I never used to be the sort who waved goodbye to Hallowe’en and immediately turned to thoughts of the winter holidays. I put that down to being in Retail where I had no choice in the matter, and had already been forced to schedule, hire, plan, train and prepare for Christmas Retail (a.k.a. the most hectic time of the year) for about two months already. By the time the actual day would roll around? All I wanted was what I considered the best thing ever about Christmas Day: not having to go to the mall.
These days, more than half a dozen years later, some of the joy of the notion of Christmas (and winter itself) is starting to return to me. It still takes some effort—I start listening to holiday-themed romances as a bit of a vaccine against the darkening skies and the coming long dark that is Canadian winter—and I find I turn to comfort reads more often. I’m not a huge re-reader, but when November and December roll around, that changes.
I’ve read Becky Cochrane’s A Coventry Christmas every year since I got my copy. I’ve listened to Eli Easton’s Blame it on the Mistletoe and Merry Christmas, Mr. Miggles while walking the dog every year since they were released as audiobooks. I always do a re-read or a re-listen to A Christmas Carol (preferably the Patrick Stewart version, thank-you-very-much) and this year? My husband and I are planning on listening to the new version of The Hogfather together.
It’s not just rereads, of course. Every year, I find new stories, or new-to-me holiday stories, and I dive in cheerfully. I started listening to The Geek Who Saved Christmas, from Annabeth Albert, and I picked up and enjoyed Elle Rush’s latest, Tinsel and Teacups—Rush’s holiday novellas are a yearly staple for me—and I know I have more audiobooks and ebooks and preorders just waiting to arrive, download, or jump up the queue. And new favourites always sneak onto the reread or relisten list. Two examples? I adored All I Want for Christmas, a trio of novellas by Fiona Riley, Maggie Cummings, and Georgia Beers, and this year there are audios and I know I’m going to end up nabbing them for dog-walking joy. I also freaking loved Hank Edwards’s Snowflakes and Song Lyrics, and The Christmas Accomplice, and I’m sure I’ll be re-reading both this year, too.
Do you have repeat holiday stories you go back to year after year? I’d love to hear about the books you go back to like a warm mug of holiday cheer (and if those books happen to include Handmade Holidays or Faux Ho Ho—both of which now have amazing audiobooks performed by Giancarlo Herrera—I would absolutely adore to hear about it!)
It’s also one month to the release of Felix Navidad! Felix was definitely a character people had strong feelings about—I remember doing a reading with some of the Bold Strokes Books authors and Melissa Brayden just saying “Oh my God, Felix!” after I was done with reading my piece from Village Fool—but this time he’s not making trouble for other people via poorly-thought-out April Fools’ Day pranks. Instead, Felix is trying to enjoy his holidays, and… it’s not going as planned.

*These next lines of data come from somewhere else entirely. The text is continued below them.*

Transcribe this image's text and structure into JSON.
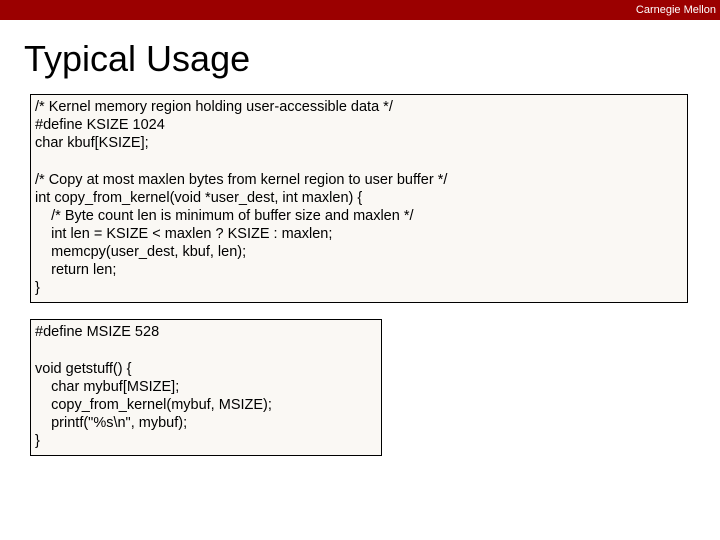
{
  "header": {
    "brand": "Carnegie Mellon"
  },
  "title": "Typical Usage",
  "code1": {
    "l0": "/* Kernel memory region holding user-accessible data */",
    "l1": "#define KSIZE 1024",
    "l2": "char kbuf[KSIZE];",
    "l3": "/* Copy at most maxlen bytes from kernel region to user buffer */",
    "l4": "int copy_from_kernel(void *user_dest, int maxlen) {",
    "l5": "    /* Byte count len is minimum of buffer size and maxlen */",
    "l6": "    int len = KSIZE < maxlen ? KSIZE : maxlen;",
    "l7": "    memcpy(user_dest, kbuf, len);",
    "l8": "    return len;",
    "l9": "}"
  },
  "code2": {
    "l0": "#define MSIZE 528",
    "l1": "void getstuff() {",
    "l2": "    char mybuf[MSIZE];",
    "l3": "    copy_from_kernel(mybuf, MSIZE);",
    "l4": "    printf(\"%s\\n\", mybuf);",
    "l5": "}"
  }
}
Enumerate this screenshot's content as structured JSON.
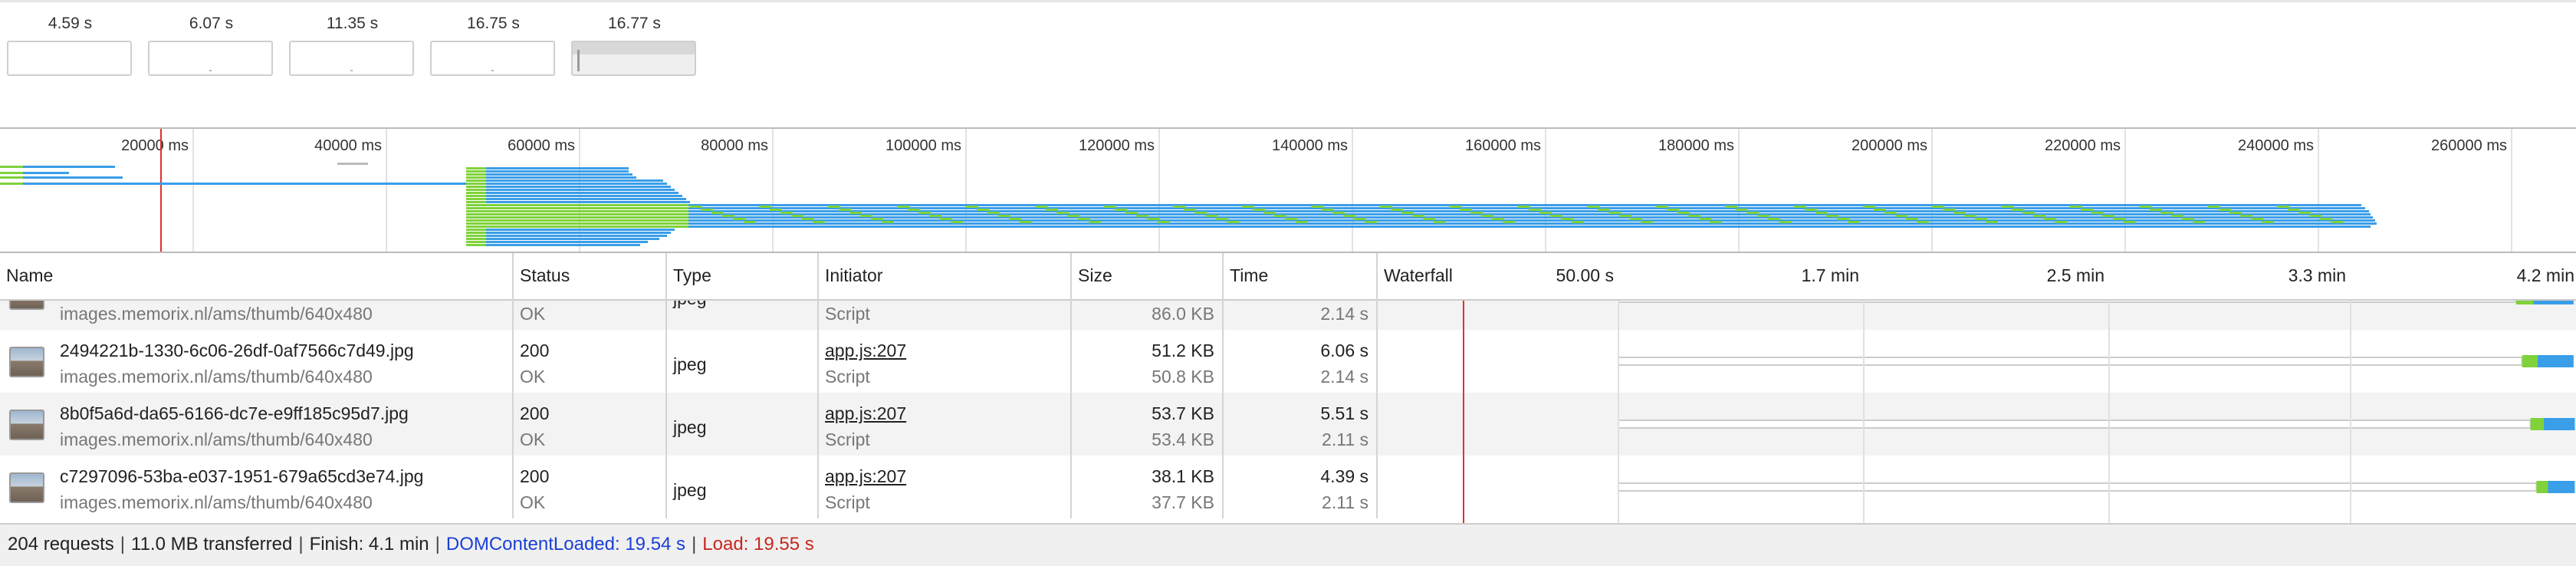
{
  "filmstrip": {
    "frames": [
      {
        "time": "4.59 s"
      },
      {
        "time": "6.07 s"
      },
      {
        "time": "11.35 s"
      },
      {
        "time": "16.75 s"
      },
      {
        "time": "16.77 s"
      }
    ]
  },
  "overview": {
    "ticks": [
      "20000 ms",
      "40000 ms",
      "60000 ms",
      "80000 ms",
      "100000 ms",
      "120000 ms",
      "140000 ms",
      "160000 ms",
      "180000 ms",
      "200000 ms",
      "220000 ms",
      "240000 ms",
      "260000 ms"
    ]
  },
  "columns": {
    "name": "Name",
    "status": "Status",
    "type": "Type",
    "initiator": "Initiator",
    "size": "Size",
    "time": "Time",
    "waterfall": "Waterfall"
  },
  "waterfall_ticks": [
    "50.00 s",
    "1.7 min",
    "2.5 min",
    "3.3 min",
    "4.2 min"
  ],
  "rows": [
    {
      "name": "",
      "domain": "images.memorix.nl/ams/thumb/640x480",
      "status": "",
      "status_text": "OK",
      "type": "jpeg",
      "initiator": "",
      "initiator_type": "Script",
      "size": "",
      "size2": "86.0 KB",
      "time": "",
      "time2": "2.14 s",
      "bar_start": 0.95,
      "bar_end": 0.998
    },
    {
      "name": "2494221b-1330-6c06-26df-0af7566c7d49.jpg",
      "domain": "images.memorix.nl/ams/thumb/640x480",
      "status": "200",
      "status_text": "OK",
      "type": "jpeg",
      "initiator": "app.js:207",
      "initiator_type": "Script",
      "size": "51.2 KB",
      "size2": "50.8 KB",
      "time": "6.06 s",
      "time2": "2.14 s",
      "bar_start": 0.955,
      "bar_end": 0.998
    },
    {
      "name": "8b0f5a6d-da65-6166-dc7e-e9ff185c95d7.jpg",
      "domain": "images.memorix.nl/ams/thumb/640x480",
      "status": "200",
      "status_text": "OK",
      "type": "jpeg",
      "initiator": "app.js:207",
      "initiator_type": "Script",
      "size": "53.7 KB",
      "size2": "53.4 KB",
      "time": "5.51 s",
      "time2": "2.11 s",
      "bar_start": 0.962,
      "bar_end": 0.999
    },
    {
      "name": "c7297096-53ba-e037-1951-679a65cd3e74.jpg",
      "domain": "images.memorix.nl/ams/thumb/640x480",
      "status": "200",
      "status_text": "OK",
      "type": "jpeg",
      "initiator": "app.js:207",
      "initiator_type": "Script",
      "size": "38.1 KB",
      "size2": "37.7 KB",
      "time": "4.39 s",
      "time2": "2.11 s",
      "bar_start": 0.967,
      "bar_end": 0.999
    }
  ],
  "status_bar": {
    "requests": "204 requests",
    "transferred": "11.0 MB transferred",
    "finish": "Finish: 4.1 min",
    "dcl": "DOMContentLoaded: 19.54 s",
    "load": "Load: 19.55 s"
  },
  "colors": {
    "waiting": "#7fd23a",
    "receiving": "#3a9ee8",
    "load_line": "#e03030",
    "dcl_line": "#1a3fd6"
  }
}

Felix doesn’t do impulsive anymore. But attending a friend’s wedding reminds Felix he’s the only one of his friends attending solo, and recent losses have him thinking he’s swung too far in the not-impulsive direction.Felix Navidad, by ‘Nathan Burgoine; Cover art by Inkspiral Design
So, impulse decision number one? Cutting in on a dance with handsome farmer Kevin, the ex of one of the grooms, for a spin at the reception. Impulse decision number two? Planning his first holiday vacation off work. Christmas in Hawai’i will be a gift to himself.
When dancing doesn’t work out, Felix keeps high hopes for his vacation right up until the first flight cancellation. After bumping into a stranded Kevin, who lost his flight home, Felix gives impulse a third try: Why not drive to Toronto together? But after ice rain strands them halfway, it looks like Felix isn’t going to get to give himself his gift after all. Instead, this Christmas is a small cabin—and Kevin.
You can pre-order Felix Navidad at the Bold Strokes Books webstore. They have it in all the e-formats for all the e-readers, or you can wait until the first Tuesday in December for the novella to release widely, and support your e-tailer of choice.
2 thoughts on “Winter (Re)Reading”
I normally reread based on mood, not holiday but I love your Little Village Holiday novellas and I reread Faux Ho Ho last year and others throughout the year. Thank you!
Jean Shepard’s short stories that were turned into the movie “A Christmas Story” are a great holiday reread. Not queer but the background details about life in the Great Depression for a family that wasn’t even unemployed are an eye opener… and the stories are, of course, very funny and engaging.
I also recommend Neil Gaiman performing Dickens prompt copy of A Christmas Carol. Dickens cut/changed the story himself and performed it every year. Gaiman even dressed like Dickens for the performance which you can watch on YouTube or the New York Public Library website.
LikeLiked by 1 person
Ooh! Thank you for the two recs. I’ve seen “A Christmas Story” but never read it, and I’d honestly listen to Neil Gaiman read his grocery list.